~ 恩師の「心行の解説」下巻より ~
講演 十七
「正しく定に入るべし」
先の続き・・・
私はいくらやってもできないから、もう諦めたのです。
諦めてごろんと転がって、
「私のような者が心に法灯を頂くというような
大それたことはありえないことだ、それは心の綺麗な尊い方だけが
できることである」と、完全に心から捨てました。
捨てるまでにはもういやという程、己を見詰めたのですが、
どうしてもできないのです。
そして天を見ていると、木陰の葉こぼれの光彩がずっと入ってきて、
その何ともいえない光を見ていると、
「あんなふうに光を頂けたらいいのになあ」とまた欲が湧いてきて、
もう一回起き上がったのです。
しかし自分ではもうどうしようもない、
もしも守護霊様が私についていて下さるのならと思って、
「守護霊様、私はどうしてもできません。
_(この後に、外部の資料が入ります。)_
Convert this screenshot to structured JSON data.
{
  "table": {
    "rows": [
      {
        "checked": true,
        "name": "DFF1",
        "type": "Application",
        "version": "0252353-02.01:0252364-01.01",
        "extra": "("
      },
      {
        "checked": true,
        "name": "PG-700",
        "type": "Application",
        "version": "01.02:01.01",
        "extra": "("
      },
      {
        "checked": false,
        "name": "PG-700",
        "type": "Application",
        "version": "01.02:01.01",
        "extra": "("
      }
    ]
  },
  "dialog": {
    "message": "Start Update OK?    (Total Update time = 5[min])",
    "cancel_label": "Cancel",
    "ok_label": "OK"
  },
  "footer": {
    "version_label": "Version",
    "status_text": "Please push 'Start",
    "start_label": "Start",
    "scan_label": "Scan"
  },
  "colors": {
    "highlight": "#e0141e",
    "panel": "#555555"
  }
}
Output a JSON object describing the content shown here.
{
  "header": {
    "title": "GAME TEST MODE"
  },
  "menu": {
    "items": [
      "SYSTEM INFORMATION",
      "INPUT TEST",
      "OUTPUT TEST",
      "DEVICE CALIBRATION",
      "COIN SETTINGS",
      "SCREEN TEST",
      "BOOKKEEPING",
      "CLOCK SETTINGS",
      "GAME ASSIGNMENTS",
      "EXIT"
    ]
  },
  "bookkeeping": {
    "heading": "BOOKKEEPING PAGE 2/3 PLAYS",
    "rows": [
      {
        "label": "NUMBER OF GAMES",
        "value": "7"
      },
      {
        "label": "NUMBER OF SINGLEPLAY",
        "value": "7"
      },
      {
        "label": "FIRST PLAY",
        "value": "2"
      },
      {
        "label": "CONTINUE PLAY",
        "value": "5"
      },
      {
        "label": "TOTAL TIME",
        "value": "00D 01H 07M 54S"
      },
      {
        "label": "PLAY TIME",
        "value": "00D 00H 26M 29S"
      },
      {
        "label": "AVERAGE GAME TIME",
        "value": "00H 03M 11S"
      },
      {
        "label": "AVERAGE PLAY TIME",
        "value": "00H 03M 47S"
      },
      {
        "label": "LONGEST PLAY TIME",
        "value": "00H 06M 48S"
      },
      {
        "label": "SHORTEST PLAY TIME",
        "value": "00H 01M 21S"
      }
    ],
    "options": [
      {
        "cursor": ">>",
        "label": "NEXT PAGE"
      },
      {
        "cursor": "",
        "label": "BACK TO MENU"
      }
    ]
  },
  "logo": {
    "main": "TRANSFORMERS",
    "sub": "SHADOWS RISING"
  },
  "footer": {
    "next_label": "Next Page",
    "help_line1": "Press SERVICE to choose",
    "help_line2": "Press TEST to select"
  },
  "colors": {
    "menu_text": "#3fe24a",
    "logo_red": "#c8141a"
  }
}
どうぞ
正しい反省の仕方というものを私に教えて下さい」と言って、
一生懸命お祈りしたのです。
その時、ほんとうに不思議なことに右前方の手の届く辺りに、
私の幼い頃から四十半ばまでの間の自分の姿が映し出されて、
みんな見せていただけたのです。
それこそ立体的で、
その当時のありのままの姿・行動・出来事などが見えました。
どのくらいの時間が過ぎたか分かりませんが、
あまり長い時間はかからなかったと思います。
まさに意識の世界は時間、空間、距離というものとはいっさい
関係がないということをはっきりと分からせてもらったのです。
その自分の姿はまた何ともいえない哀れなものでした。
自分に与えられた環境の中で、
「ああしたい」「こうしたい」と思いながらも
どうすることもできない柵(しがらみ)にがんじがらめになりながら、
必死に生きている姿を、まざまざと見せられました。